武警的一个中队长,也给他拿来了防弹背心和钢盔。

谁知道他,唉!说什么都不听。

妍儿,眼里突然有了泪花。

他给我们队里的一个老警察说,“哈哈,你们东海来的就是胆小!等会儿,你们踹开门,我第一个冲进去,只要拿着枪,对着犯罪分子一指,他们不得抱着头蹲下,立马投降啊”?!

他豪气干云的说。

我三哥扬子江的老同学,昆明的缉毒警成俊杰,也配合了这次行动。他语重心长的告诫了那个协警要小心。

“呵呵呵,你们哪,行动不果断,计划也不周密。所以,才在化装成买毒品的人接头时,让夜枭狗日的看出了破绽的!等会儿,看我的吧”。

他继续说,还小小的打击了两地战友的自尊心。

不听劝那。也可能,真的是现在的电影不真实,给他造成了错觉。也许他压根儿就不知道,现实中,特别是境外毒贩,分工明确,组织严密。

而普通的农民,因为穷山恶水,没有什么像样的生计,贫瘠的土地上,才能盛开那罪恶之花,罂粟啊!

三不管地区,更加助长了这种罪恶。

我们的战友,装成了被抓的鬼手。

谁知道,百密一疏,在和夜枭接头的时候出了纰漏。

鬼手,竟然是个左撇子!

我们的战友,右手提着密码箱,在边境地带的小树林里接头时,被识破了。

还好,他反应很快,从夜枭的眼里,发现了狐疑和一瞬而逝的杀气。一个侧扑,躲过了致命的一枪。

枪响后,知道已经暴露,我们只好由智取改为强攻!

逃回M国的路线,已经被边防团封锁了。

我们和当地警方以及公安边防支队、武警支队的官兵们一起,发起了进攻。

夜枭利用地形熟,逃到了一个小镇的小区里”。

妍儿的叙述暂时中断,因为我突然感觉,肚子剧痛起来。豆大的汗珠,在额头上渗出。我强忍着,想悄悄的到卫生间洗一下脸。

却被正对我的王楚涵发现了。

“大叔啊,你怎么了?不要紧吧”?

她立即站起,小跑过来扶住了我。

“没事,我可能肚子不舒服,先去一下洗手间。
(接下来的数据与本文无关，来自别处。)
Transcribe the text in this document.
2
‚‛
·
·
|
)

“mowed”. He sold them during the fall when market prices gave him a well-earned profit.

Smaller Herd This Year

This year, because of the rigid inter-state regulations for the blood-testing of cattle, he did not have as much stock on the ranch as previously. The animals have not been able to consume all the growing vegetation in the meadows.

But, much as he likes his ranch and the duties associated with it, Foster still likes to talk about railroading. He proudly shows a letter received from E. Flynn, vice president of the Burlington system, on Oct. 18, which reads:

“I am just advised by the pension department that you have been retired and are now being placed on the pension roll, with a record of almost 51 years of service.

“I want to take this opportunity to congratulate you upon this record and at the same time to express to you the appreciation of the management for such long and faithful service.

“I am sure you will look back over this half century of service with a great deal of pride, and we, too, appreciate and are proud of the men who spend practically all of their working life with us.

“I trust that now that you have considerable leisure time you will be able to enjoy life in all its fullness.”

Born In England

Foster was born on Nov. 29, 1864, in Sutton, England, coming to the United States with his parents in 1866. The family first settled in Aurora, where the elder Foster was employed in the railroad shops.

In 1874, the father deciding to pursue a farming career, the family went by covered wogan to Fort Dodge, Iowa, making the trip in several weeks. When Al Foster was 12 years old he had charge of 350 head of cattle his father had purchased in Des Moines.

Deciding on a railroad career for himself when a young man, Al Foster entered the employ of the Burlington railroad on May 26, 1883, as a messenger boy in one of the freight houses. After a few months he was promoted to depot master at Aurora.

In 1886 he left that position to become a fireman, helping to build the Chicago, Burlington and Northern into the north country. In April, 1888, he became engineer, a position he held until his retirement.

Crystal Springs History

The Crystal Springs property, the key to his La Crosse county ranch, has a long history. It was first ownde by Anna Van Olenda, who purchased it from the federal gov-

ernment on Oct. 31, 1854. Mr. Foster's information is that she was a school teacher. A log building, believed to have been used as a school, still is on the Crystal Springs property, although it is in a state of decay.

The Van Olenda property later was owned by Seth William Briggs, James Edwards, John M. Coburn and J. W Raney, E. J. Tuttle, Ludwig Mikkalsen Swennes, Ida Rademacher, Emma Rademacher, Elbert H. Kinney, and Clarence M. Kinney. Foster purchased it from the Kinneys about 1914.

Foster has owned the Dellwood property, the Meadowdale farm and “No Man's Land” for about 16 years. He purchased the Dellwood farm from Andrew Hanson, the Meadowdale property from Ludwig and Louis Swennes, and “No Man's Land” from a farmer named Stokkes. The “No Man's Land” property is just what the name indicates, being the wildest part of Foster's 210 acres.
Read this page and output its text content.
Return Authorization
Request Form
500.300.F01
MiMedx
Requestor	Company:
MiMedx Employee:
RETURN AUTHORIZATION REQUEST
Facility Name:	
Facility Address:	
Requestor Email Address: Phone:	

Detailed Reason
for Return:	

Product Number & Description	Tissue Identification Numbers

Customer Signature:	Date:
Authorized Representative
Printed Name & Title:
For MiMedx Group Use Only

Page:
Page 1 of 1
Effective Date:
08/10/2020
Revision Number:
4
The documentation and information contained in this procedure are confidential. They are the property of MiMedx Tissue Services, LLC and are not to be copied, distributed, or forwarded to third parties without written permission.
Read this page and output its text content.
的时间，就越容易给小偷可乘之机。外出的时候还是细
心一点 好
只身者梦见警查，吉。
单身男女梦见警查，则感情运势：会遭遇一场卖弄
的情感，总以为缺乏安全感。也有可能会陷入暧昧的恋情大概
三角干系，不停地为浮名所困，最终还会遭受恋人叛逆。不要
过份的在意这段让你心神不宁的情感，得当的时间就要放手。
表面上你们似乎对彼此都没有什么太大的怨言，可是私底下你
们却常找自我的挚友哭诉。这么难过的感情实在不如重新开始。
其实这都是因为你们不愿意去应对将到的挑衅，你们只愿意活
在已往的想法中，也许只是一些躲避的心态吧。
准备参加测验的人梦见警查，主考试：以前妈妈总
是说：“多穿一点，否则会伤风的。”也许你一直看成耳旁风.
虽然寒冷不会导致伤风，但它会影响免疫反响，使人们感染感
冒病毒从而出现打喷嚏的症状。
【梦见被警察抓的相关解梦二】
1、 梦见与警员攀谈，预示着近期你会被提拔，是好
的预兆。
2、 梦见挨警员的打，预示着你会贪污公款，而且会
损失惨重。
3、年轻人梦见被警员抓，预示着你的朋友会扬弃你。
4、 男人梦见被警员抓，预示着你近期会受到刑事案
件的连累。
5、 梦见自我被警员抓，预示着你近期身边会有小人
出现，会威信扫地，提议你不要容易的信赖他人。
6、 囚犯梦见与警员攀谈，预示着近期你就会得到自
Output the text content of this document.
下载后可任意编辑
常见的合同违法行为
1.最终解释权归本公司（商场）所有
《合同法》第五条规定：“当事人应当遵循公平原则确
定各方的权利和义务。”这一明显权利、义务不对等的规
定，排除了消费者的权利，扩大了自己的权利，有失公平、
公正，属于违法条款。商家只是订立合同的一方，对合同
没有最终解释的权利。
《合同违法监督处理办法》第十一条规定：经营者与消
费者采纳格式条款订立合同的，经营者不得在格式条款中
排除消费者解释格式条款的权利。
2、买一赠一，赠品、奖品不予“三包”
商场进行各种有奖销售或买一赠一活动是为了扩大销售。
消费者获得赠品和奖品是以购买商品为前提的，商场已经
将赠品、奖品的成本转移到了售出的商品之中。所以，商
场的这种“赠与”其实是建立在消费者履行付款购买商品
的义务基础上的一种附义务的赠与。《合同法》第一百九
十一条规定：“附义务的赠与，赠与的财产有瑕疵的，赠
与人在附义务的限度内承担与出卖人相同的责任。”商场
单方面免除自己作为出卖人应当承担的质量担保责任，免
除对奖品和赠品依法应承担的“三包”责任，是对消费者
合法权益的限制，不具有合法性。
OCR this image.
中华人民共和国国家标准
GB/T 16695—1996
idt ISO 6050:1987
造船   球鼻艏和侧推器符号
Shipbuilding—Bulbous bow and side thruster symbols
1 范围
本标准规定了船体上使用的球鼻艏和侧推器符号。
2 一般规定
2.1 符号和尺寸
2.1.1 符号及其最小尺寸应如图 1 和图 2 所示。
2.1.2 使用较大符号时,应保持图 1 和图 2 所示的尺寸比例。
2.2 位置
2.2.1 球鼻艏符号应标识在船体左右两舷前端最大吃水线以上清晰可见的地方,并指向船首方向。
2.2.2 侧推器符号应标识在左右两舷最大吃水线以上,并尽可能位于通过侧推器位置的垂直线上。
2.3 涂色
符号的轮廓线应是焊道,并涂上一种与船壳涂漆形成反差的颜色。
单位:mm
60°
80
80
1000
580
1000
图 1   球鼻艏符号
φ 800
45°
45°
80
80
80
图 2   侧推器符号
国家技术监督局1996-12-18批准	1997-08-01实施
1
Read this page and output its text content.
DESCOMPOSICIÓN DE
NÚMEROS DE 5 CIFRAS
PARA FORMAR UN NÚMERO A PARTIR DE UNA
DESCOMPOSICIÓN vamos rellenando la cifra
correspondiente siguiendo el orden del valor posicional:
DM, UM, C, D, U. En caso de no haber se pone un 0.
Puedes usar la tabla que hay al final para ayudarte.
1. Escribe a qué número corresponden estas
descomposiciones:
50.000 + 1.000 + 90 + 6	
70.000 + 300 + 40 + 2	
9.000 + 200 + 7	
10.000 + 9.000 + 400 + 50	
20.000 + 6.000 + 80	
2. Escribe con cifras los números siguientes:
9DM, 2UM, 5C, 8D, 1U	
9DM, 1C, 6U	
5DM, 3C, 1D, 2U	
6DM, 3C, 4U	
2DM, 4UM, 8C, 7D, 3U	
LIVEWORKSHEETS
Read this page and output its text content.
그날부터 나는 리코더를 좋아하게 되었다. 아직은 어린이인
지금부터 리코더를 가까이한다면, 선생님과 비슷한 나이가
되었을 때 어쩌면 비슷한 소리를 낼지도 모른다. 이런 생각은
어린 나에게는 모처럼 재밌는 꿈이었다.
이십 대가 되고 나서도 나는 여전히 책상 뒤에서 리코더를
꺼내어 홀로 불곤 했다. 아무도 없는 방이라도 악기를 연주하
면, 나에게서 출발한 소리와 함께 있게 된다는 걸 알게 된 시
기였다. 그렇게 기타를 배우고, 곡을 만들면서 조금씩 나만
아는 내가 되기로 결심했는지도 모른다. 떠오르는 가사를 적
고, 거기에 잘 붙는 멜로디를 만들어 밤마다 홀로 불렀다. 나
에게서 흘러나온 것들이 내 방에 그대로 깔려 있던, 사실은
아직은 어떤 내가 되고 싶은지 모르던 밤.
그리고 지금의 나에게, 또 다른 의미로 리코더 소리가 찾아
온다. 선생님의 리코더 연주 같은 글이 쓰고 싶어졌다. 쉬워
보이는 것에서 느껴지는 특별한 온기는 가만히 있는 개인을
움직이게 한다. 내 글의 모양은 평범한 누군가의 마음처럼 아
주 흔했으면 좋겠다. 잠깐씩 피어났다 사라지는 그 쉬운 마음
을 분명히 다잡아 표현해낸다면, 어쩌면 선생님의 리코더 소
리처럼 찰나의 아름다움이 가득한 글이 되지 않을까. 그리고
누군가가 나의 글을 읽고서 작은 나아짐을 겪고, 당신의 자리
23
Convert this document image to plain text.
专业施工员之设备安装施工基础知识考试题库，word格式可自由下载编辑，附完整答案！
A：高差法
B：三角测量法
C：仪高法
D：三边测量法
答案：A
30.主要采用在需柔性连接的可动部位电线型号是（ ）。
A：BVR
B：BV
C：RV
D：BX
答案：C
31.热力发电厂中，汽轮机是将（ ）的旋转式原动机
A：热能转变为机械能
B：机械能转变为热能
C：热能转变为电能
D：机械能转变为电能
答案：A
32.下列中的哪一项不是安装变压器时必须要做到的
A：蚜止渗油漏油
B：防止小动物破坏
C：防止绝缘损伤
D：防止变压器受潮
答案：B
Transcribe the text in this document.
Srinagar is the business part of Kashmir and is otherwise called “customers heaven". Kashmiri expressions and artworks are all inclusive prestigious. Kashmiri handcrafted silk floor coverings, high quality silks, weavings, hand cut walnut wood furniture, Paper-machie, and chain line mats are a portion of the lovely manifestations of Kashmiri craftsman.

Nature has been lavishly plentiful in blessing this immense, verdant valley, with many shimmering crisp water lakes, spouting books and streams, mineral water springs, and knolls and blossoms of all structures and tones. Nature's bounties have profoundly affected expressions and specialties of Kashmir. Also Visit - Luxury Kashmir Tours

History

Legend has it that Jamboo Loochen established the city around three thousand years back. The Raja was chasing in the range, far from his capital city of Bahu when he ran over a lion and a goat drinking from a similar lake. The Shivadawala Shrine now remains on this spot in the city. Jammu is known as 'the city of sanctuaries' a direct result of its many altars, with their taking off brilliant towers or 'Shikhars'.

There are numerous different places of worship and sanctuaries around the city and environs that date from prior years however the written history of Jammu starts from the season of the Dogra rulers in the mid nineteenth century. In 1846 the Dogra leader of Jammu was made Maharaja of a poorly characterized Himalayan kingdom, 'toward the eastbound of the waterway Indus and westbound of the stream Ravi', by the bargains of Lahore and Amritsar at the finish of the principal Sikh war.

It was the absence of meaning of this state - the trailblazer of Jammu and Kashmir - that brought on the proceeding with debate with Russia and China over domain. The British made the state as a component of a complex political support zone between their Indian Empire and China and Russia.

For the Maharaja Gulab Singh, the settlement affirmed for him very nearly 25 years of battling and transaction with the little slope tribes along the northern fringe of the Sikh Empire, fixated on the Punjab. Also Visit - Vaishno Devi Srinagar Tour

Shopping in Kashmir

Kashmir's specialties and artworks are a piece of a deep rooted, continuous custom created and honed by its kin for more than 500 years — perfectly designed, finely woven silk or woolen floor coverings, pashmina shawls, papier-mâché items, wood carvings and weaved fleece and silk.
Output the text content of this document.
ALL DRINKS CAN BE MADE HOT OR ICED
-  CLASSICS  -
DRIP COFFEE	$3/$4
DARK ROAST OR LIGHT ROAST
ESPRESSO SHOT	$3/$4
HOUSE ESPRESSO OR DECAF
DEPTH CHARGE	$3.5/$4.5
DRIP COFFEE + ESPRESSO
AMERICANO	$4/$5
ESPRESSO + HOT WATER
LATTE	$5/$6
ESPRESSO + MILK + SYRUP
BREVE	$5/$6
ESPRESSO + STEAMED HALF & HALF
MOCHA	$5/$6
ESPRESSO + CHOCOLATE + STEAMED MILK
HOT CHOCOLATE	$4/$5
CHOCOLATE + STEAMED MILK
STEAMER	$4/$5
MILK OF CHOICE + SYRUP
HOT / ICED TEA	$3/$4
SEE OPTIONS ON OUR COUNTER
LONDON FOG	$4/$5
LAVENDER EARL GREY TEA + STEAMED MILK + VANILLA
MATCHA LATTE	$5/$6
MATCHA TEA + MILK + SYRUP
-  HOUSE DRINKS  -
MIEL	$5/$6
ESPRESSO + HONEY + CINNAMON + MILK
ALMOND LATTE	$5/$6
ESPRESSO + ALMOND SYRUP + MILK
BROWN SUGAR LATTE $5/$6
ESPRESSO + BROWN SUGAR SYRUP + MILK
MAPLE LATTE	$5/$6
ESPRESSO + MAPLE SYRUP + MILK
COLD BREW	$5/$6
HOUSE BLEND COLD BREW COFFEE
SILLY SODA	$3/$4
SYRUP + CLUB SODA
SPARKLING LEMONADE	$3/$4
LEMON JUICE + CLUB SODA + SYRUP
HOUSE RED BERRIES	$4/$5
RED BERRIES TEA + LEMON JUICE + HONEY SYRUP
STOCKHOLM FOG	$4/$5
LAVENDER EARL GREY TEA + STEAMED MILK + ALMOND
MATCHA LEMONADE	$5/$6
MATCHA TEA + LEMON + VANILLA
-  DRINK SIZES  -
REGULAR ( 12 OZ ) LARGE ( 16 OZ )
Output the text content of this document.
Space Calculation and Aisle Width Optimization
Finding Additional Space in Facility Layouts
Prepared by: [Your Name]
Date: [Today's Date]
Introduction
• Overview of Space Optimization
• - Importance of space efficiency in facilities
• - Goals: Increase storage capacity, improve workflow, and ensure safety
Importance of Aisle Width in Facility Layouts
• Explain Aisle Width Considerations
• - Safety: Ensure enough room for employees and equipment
你们继续,啊,聊吧,别管我”。

哥们有些窘迫,还号称八卦掌的练家子,被一个小美女打成这样,唉,羞死俺的教练,二爸了。

“啊呀!快,我们扶你去床上,没事吧?刘无业,你怎么这么不经打啊?你也真的很笨,不会躲开吗”?

妍儿就是这样的性格,明明心里心疼的要死,但嘴上,还教训人呢。

很快,我被扶到客房床上,两个美女端来了热水,拿来了毛巾,还有碘酒。

空调制热了。

一点也不害羞,大大方方,给哥们上衣脱了,开始热敷和擦碘酒。

我只好闭上眼睛,估计脸红了。

毕竟,王楚涵,小那么多一个姑娘吧。

折腾了好一会,盖上被子。两个美女,如花似玉的坐在我的床边,继续莺莺燕燕。

“哎,妍姐姐,后来呢”?

王楚涵继续,津津有味。问。

“唉!后来,他不知道怎么回事,冲到了最前面。

一个武警战士,一脚踹开门后,他第一个冲进去了,还大喊,缴枪不杀!

遗憾的是:夜枭和三个毒贩,坐在对着门的凳子上,那个丧心病狂的家伙,抬手一枪。协警是多么好的人哪!热情,正直,勇敢,还陪我们去逛街,请我们吃当地的特产和小吃。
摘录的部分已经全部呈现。